In two minutes a nurse
ushered Lee into the examining room, and they were alone. Emily was
a mess, with her patched-up chest and her burned-out hair, but she
tried to put on a bright face. "Hi!" she said in an absurdly
chipper voice. "I hear you're trying to have me locked
up."

Lee didn't smile at all.
He looked haggard, in fact, which made her feel a little better.
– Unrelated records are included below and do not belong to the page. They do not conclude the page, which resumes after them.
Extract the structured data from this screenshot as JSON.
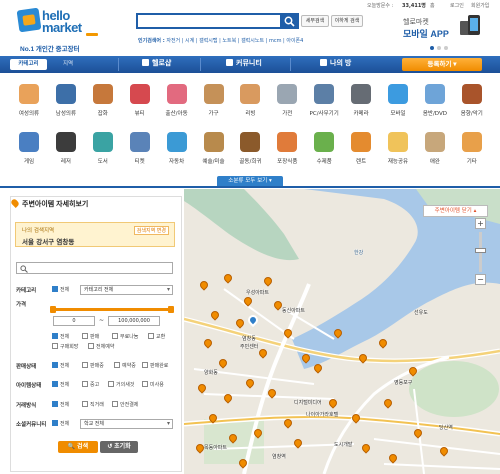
{
  "top_bar": {
    "visitors_label": "오늘방문수 :",
    "visitors_count": "33,411명",
    "home": "홈",
    "login": "로그인",
    "join": "회원가입"
  },
  "logo": {
    "word1": "hello",
    "word2": "market",
    "tagline": "No.1 개인간 중고장터"
  },
  "search": {
    "placeholder": "",
    "detail_btn": "세부검색",
    "in_result_btn": "이하게 검색"
  },
  "popular": {
    "label": "인기검색어 :",
    "items": [
      "자전거",
      "시계",
      "갤럭시탭",
      "노트북",
      "갤럭시노트",
      "mcm",
      "아이폰4"
    ]
  },
  "promo": {
    "line1": "헬로마켓",
    "line2": "모바일 APP"
  },
  "nav": {
    "category": "카테고리",
    "region": "지역",
    "hellosang": "헬로샵",
    "community": "커뮤니티",
    "myroom": "나의 방",
    "register": "등록하기"
  },
  "categories": [
    {
      "label": "여성의류",
      "color": "#e9a25a"
    },
    {
      "label": "남성의류",
      "color": "#3d6fa8"
    },
    {
      "label": "잡화",
      "color": "#c6783b"
    },
    {
      "label": "뷰티",
      "color": "#d6494f"
    },
    {
      "label": "출산/아동",
      "color": "#e26a7f"
    },
    {
      "label": "가구",
      "color": "#c59158"
    },
    {
      "label": "리빙",
      "color": "#d99a5f"
    },
    {
      "label": "가전",
      "color": "#9aa6b2"
    },
    {
      "label": "PC/사무기기",
      "color": "#5c7fa6"
    },
    {
      "label": "카메라",
      "color": "#666c74"
    },
    {
      "label": "모바일",
      "color": "#3c9be0"
    },
    {
      "label": "음반/DVD",
      "color": "#6ea4d8"
    },
    {
      "label": "음향/악기",
      "color": "#a9542b"
    },
    {
      "label": "게임",
      "color": "#4a7fc2"
    },
    {
      "label": "레저",
      "color": "#3c3c3c"
    },
    {
      "label": "도서",
      "color": "#3aa3a3"
    },
    {
      "label": "티켓",
      "color": "#5a83b8"
    },
    {
      "label": "자동차",
      "color": "#3b9ad5"
    },
    {
      "label": "예술/미술",
      "color": "#b88a4c"
    },
    {
      "label": "골동/희귀",
      "color": "#8b5a2b"
    },
    {
      "label": "포장식품",
      "color": "#e07b3a"
    },
    {
      "label": "수제품",
      "color": "#6ab04c"
    },
    {
      "label": "렌트",
      "color": "#e48b2f"
    },
    {
      "label": "재능공유",
      "color": "#f0c35a"
    },
    {
      "label": "애완",
      "color": "#c7a77b"
    },
    {
      "label": "기타",
      "color": "#e8a04a"
    }
  ],
  "more_btn": "소분류 모두 보기",
  "panel": {
    "title": "주변아이템 자세히보기",
    "region_label": "나의 검색지역",
    "region_value": "서울 강서구 염창동",
    "region_change": "검색지역 변경",
    "category_label": "카테고리",
    "all": "전체",
    "category_select": "카테고리 전체",
    "price_label": "가격",
    "price_min": "0",
    "price_max": "100,000,000",
    "price_sep": "~",
    "trade_opts": [
      "전체",
      "판매",
      "무료나눔",
      "교환",
      "구매희망",
      "경매"
    ],
    "trade_opts_row2": [
      "구매희망",
      "전체예약"
    ],
    "sale_label": "판매상태",
    "sale_opts": [
      "전체",
      "판매중",
      "예약중",
      "판매완료"
    ],
    "item_label": "아이템상태",
    "item_opts": [
      "전체",
      "중고",
      "거의새것",
      "미사용"
    ],
    "deal_label": "거래방식",
    "deal_opts": [
      "전체",
      "직거래",
      "안전결제"
    ],
    "seller_label": "소셜커뮤니티",
    "seller_select": "학교 전체",
    "search_btn": "검색",
    "reset_btn": "초기화"
  },
  "map": {
    "close": "주변아이템 닫기",
    "labels": [
      "우성아파트",
      "동신아파트",
      "염창동",
      "주민센터",
      "영등포구",
      "양화동",
      "한강",
      "디지털미디어",
      "목동아파트",
      "당산역",
      "선유도",
      "나이아가라호텔",
      "도시개발",
      "염창역"
    ]
  },
  "colors": {
    "brand_blue": "#1f5ea8",
    "accent_orange": "#f08c00"
  }
}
At
least he wasn't any more presentable than she was. "Give it a rest,
Emily," he said. "For once in your life, stop seeing every little
thing as a battle of wills."

"That's not it at all,"
she lied. "I know you're concerned, but I really am fine. I want to
go home."

"What happened in the
tower?" Lee asked. "Did he show up after all?"

"He was there," she said,
less chipper now. "I'm not sure what happened, but I know the house
has been purged. There's nothing there anymore. I -- I don't think
I'll be seeing Fergus again," she added, her voice catching in her
throat. "I think whatever force he had, whatever energy -- he used
it up fighting the horror that was in there. And it was my fault,
Lee," she said mournfully. "He warned me away from Talbot Manor.
Now I don't know what's happened to him." The tears began to roll
freely; she did nothing to stop them.